If you are working/reading in poor lighting then your eyes are forced to focus under difficult conditions. Make sure your work area is well lit to ease the stress on your eyes.

3. Vision problems:

You eye muscles may be straining due to poor eyesight. This may be because you need corrective glasses, to avoid this make an appointment with your local optometrist to see if you need glasses or need to get you prescription updated. Most optometrist will offer you a free eye check up. Just be sure to check for any hidden obligations.

4. CRT Monitors:

CRT monitors with a refresh rate lower than 70Hz can cause eye strain due to the ‘flickering’ image. As CRT’s age they also go slightly out of focus, which will cause your eye to have to refocus constantly to adjust. This will put extra strain on your eyes. To avoid this simply upgrade your CRT monitor to a LCD monitor.

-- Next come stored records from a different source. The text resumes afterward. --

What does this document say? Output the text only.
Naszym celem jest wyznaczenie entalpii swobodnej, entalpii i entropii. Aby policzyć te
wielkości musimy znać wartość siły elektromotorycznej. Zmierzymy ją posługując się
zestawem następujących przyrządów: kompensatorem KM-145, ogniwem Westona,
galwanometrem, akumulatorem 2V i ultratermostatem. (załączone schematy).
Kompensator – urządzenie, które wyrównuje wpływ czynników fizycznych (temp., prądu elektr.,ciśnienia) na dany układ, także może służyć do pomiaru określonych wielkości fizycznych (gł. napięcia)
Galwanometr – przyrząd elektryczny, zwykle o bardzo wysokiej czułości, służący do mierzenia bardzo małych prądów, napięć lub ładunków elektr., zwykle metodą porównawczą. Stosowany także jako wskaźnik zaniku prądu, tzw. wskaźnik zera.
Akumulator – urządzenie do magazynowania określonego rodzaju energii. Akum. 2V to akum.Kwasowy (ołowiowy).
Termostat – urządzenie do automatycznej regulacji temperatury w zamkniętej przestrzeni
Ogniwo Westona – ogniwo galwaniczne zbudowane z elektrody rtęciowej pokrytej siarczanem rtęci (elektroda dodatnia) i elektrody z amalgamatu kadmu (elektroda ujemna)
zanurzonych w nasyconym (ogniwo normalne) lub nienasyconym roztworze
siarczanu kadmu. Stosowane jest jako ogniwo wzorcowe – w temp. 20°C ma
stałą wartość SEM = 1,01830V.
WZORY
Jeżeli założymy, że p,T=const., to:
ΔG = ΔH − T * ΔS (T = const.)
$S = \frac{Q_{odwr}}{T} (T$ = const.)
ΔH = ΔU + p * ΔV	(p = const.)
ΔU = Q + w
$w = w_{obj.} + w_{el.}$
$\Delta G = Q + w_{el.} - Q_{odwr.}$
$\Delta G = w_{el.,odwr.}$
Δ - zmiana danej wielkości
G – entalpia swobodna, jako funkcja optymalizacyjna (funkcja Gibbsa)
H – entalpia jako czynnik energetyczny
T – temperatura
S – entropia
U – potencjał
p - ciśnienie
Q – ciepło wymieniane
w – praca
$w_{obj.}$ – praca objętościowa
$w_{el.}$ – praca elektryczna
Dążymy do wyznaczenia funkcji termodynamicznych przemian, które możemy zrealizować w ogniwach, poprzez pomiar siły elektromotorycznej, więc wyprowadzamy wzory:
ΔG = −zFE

LCD monitors can be purchased from around $200 at

5. Direct glare:

Direct glare is when light shines directly into your eyes (e.g sunny windows), this makes it difficult for your eyes to focus which leads to increased strain on the eye muscles. To avoid this make sure your work space is free of any direct glare, this may mean moving your work space or closing blinds to avoid direct glare.

6. Reflected glare:

Reflected glare is the same as direct glare but it’s reflected from a secondary object such as your computer screen. This makes the eye strain because of the different levels of contrast on the screen. This makes it harder for your brain to interpret the image it is seeing and leads to your eyes straining to determine what the image is.

7. Contrast:

This is the difference between the brightness of the object being viewed and the brightness of the environment around the object. If there is a big difference between the two then it can lead to eye strain. An example of this would be white text on a black background. High contrast can be avoided by making sure your workplace is well lit (ensuring that the environment around your computer is a similar brightness of the computer itself).